Turning talk into art
In his open, active new collection, New Haven-based poet Christian Schlegel (below) explores “what happens if i try not to pour myself into a pen but turn away and talk.” The three pieces in “Ryman” (Ricochet), Schlegel’s second collection, are
“talk poems,” transcribed from three separate talks. The pieces are not plainspoken in the way some poetry can be described as, and they are not even exactly chatty, but, in discussing visual artists and films and poetry and pals, one senses a hum below the words, the distinct energy of mind-to-mouth. It is, in large part, a book about thought; about absorption and interruption; about how to see a problem and explore it; about how painful the elimination of waste can feel, the pruning and reducing; about discovering and discovering again. “i’ve learned over the past years or especially three years to forego all discussions of essence.” Friendship and poetry have order in common, he notes, and the texture when he’s discussing his friends is intimate, with the subtle tension, too, grappling with their art and writing and romances; a sense of gratitude and wondering comes through, deepening and complicating a reader’s sense of their own circle.
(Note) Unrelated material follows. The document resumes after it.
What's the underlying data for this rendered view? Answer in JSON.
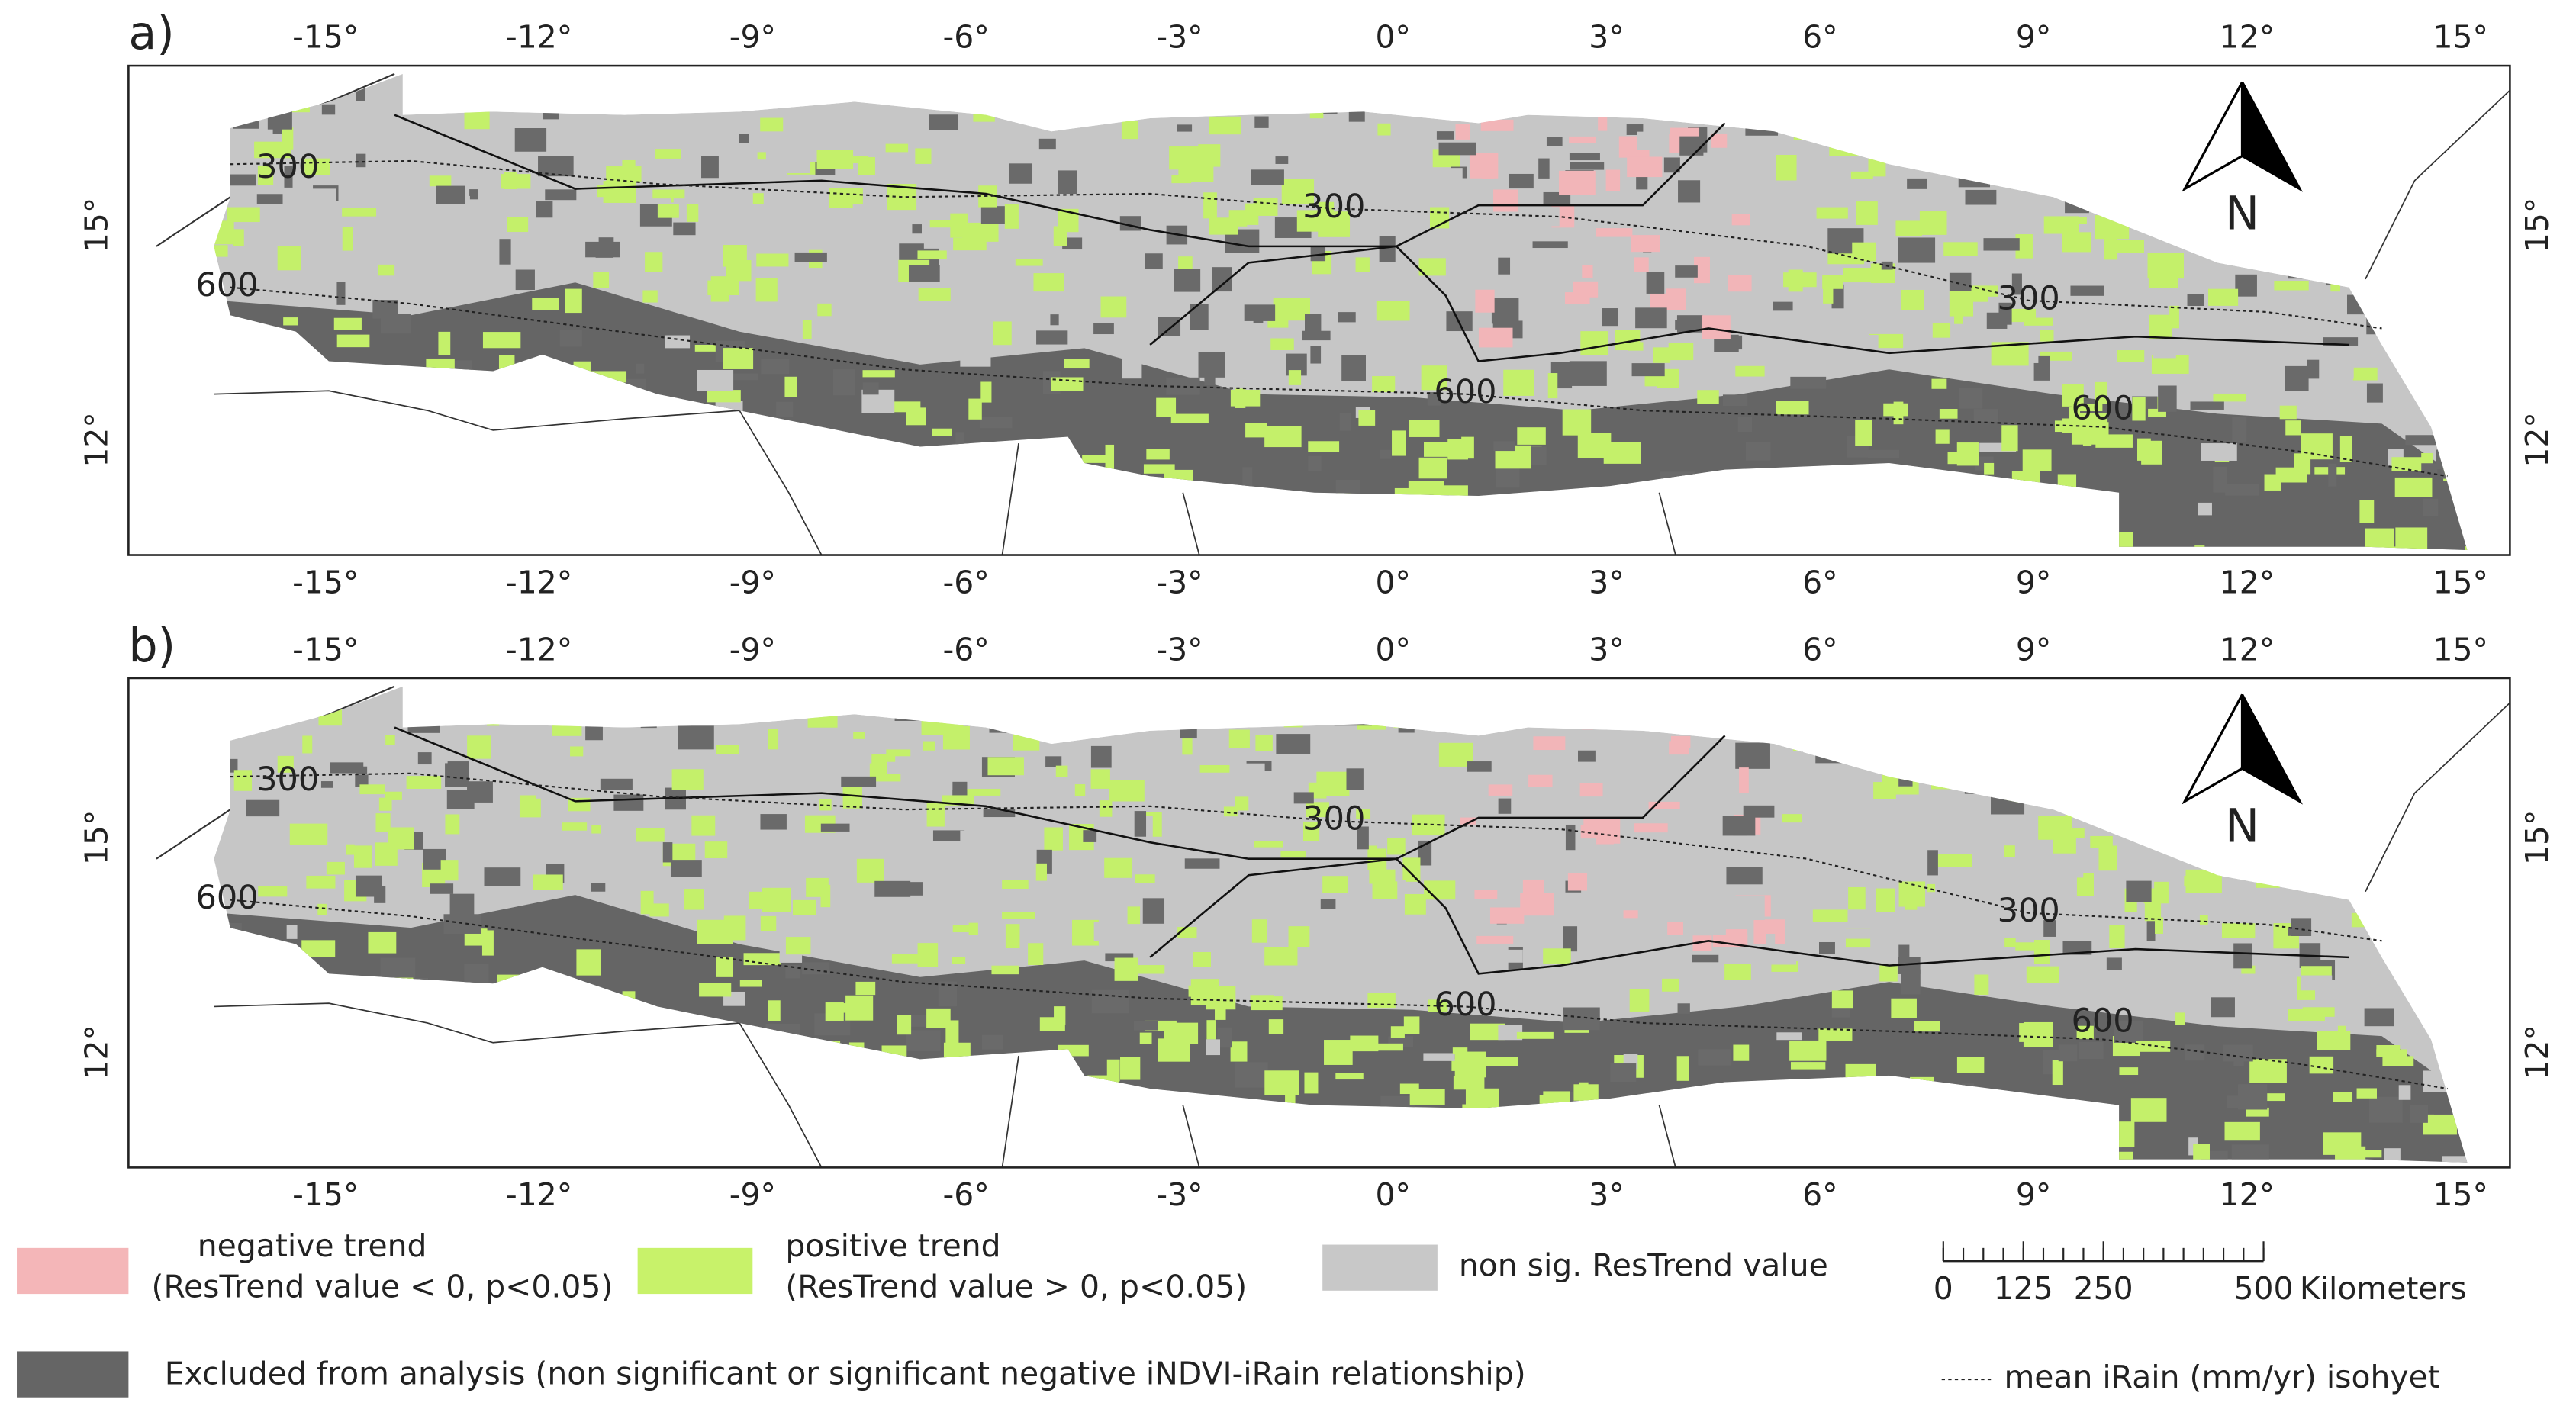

Thoughts ping-pong, ideals pingpong, gnip-gnopping back and forth across the table of the mind, between, for example, “the pure unrealizable experience of the moving image and the recapitulation in language that tempts me/ the language of others.” The collection, which is strange in the best way, feels not like other books I know; asks, spoken and unspokenly, how we make each other’s art, each other’s language, each other’s thoughts.